Mi Tía Emma les dejó a mi Padre y a su Hermano
3.000has, eran tiempos en que se tiraban cabezas de ganado, se alimentaban del
pasto gordo que tenían esas tierras. Bebederos por doquier, tres tanques
australianos con el piso sin cemento.
Pasábamos largas temporadas en una casa
enorme construida por Rosas y refaccionada por la Tía Emma.
Había un monte de eucaliptus que rodeaba la
casa. Cada tanto estaba gubiado el nombre de todas las hermanas. La Tía Adela
era todo un personaje. Una noche de tormenta se ahorcó en la rama más antigua,
la que iban a talar y sacar al día siguiente. Parecía que hubiera acompañado la
muerte de su árbol más querido, el que llevaba su nombre.
Donde acomodaban leña estaba lleno de
serpientes. Mi Papá no quería que mataran a ninguna:
─Hay sequía en las sierras, por eso se
refugian acá.
Él las agarraba con la mano y les hablaba
suavecito, jamás lo picó ninguna.
A pesar de ir todos los años, no conocíamos
las sierras, quedaban tan lejos que apenas se veían.
A mi Padre no le gustaba el pueblo de Tandil,
decía que si les mostrabas los dientes a la gente, con seguridad te cagaban. Y de
verdad era así.
Estaba el rancho de los Caseros que se
entretenían matando moscas. Los aljibes con el agua que llegaba hasta la mitad.
A mi Primo menor, lo metimos dentro de un balde, le prometimos que después lo
sacaríamos. Y él, lo más contento, nos creía. La soga se descolgó y lo dejamos
gritando como un marrano. Alguien lo socorrió, ni él mismo supo quién fue.
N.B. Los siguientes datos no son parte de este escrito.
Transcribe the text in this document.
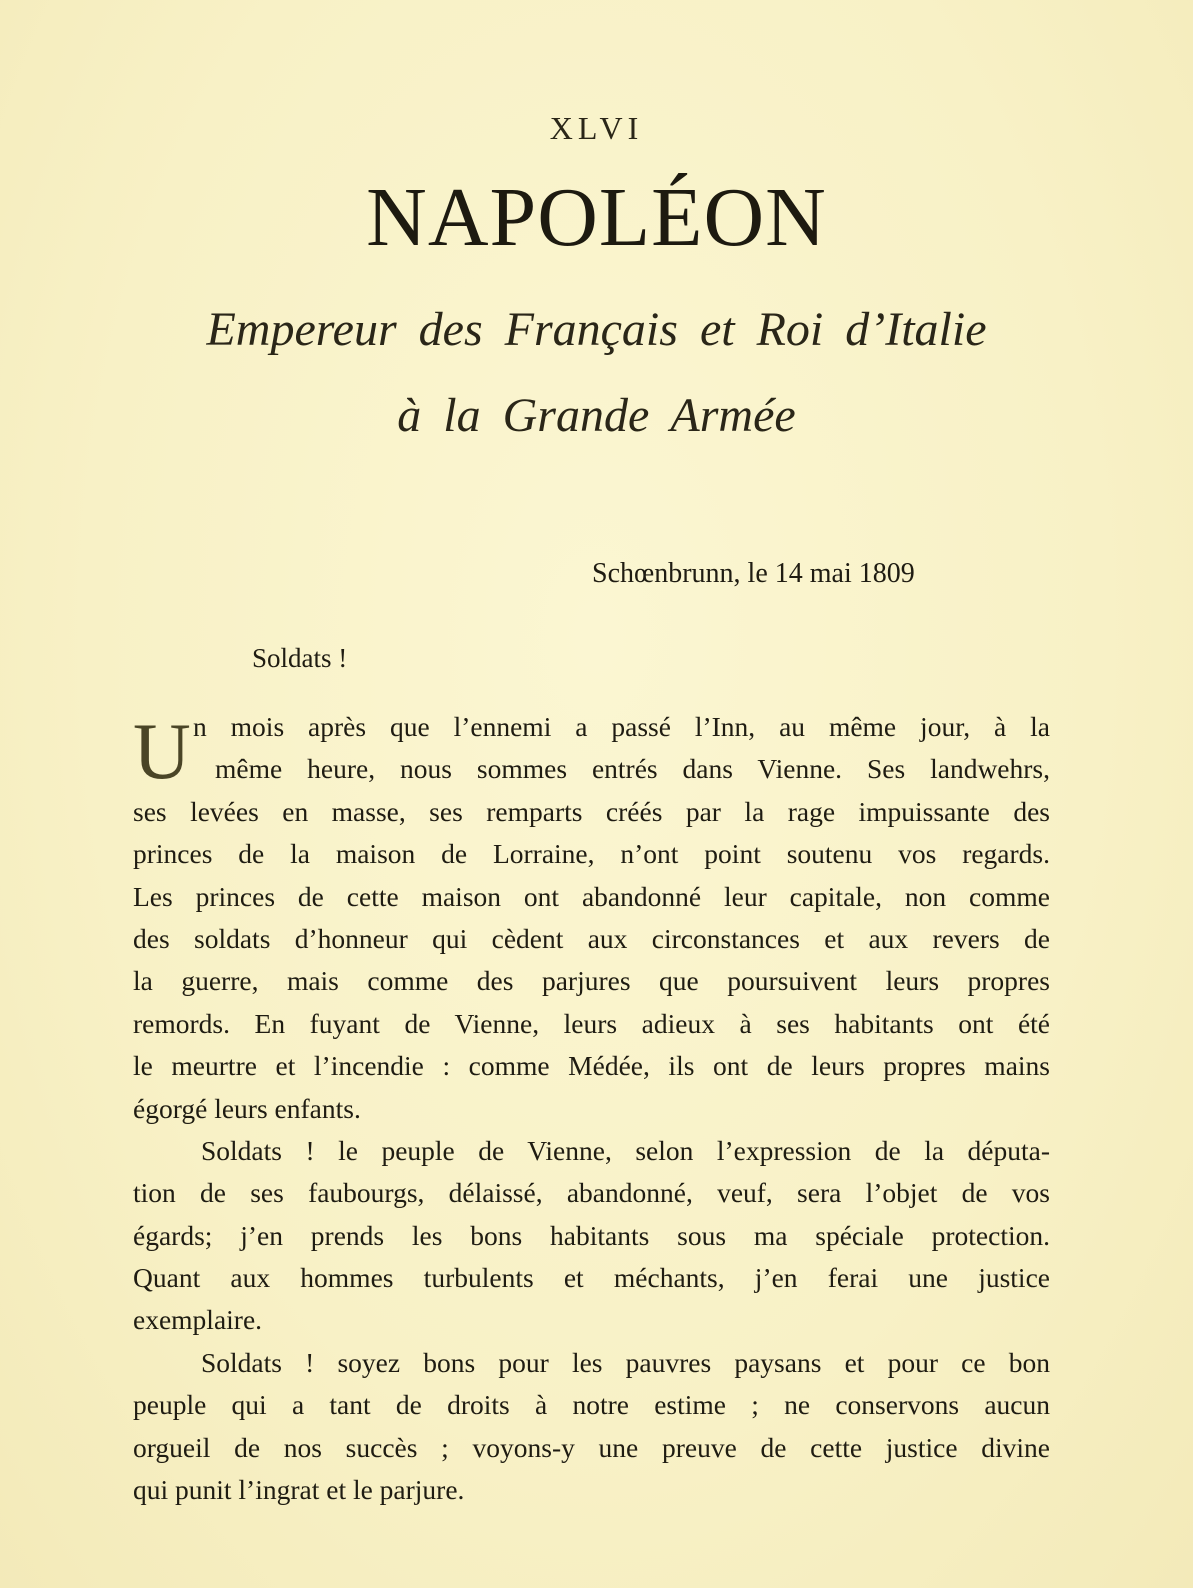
XLVI
NAPOLÉON
Empereur des Français et Roi d’Italie
à la Grande Armée
Schœnbrunn, le 14 mai 1809
Soldats !
U n mois après que l’ennemi a passé l’Inn, au même jour, à la
même heure, nous sommes entrés dans Vienne. Ses landwehrs,
ses levées en masse, ses remparts créés par la rage impuissante des
princes de la maison de Lorraine, n’ont point soutenu vos regards.
Les princes de cette maison ont abandonné leur capitale, non comme
des soldats d’honneur qui cèdent aux circonstances et aux revers de
la guerre, mais comme des parjures que poursuivent leurs propres
remords. En fuyant de Vienne, leurs adieux à ses habitants ont été
le meurtre et l’incendie : comme Médée, ils ont de leurs propres mains
égorgé leurs enfants.
Soldats ! le peuple de Vienne, selon l’expression de la députa-
tion de ses faubourgs, délaissé, abandonné, veuf, sera l’objet de vos
égards; j’en prends les bons habitants sous ma spéciale protection.
Quant aux hommes turbulents et méchants, j’en ferai une justice
exemplaire.
Soldats ! soyez bons pour les pauvres paysans et pour ce bon
peuple qui a tant de droits à notre estime ; ne conservons aucun
orgueil de nos succès ; voyons-y une preuve de cette justice divine
qui punit l’ingrat et le parjure.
Desayunábamos leche tibia, recién ordeñada,
con la nata hacían manteca que untábamos con pan casero. Éramos tan terribles
que los grandes acordaron devolvernos al cemento de Bs. As.
Nos mandaron a la Estación en un sulky sin
techo. Íbamos todos panzas arriba y veíamos pasar las hojas de los eucaliptus,
parecían decir:
─El verano que viene nos vemos.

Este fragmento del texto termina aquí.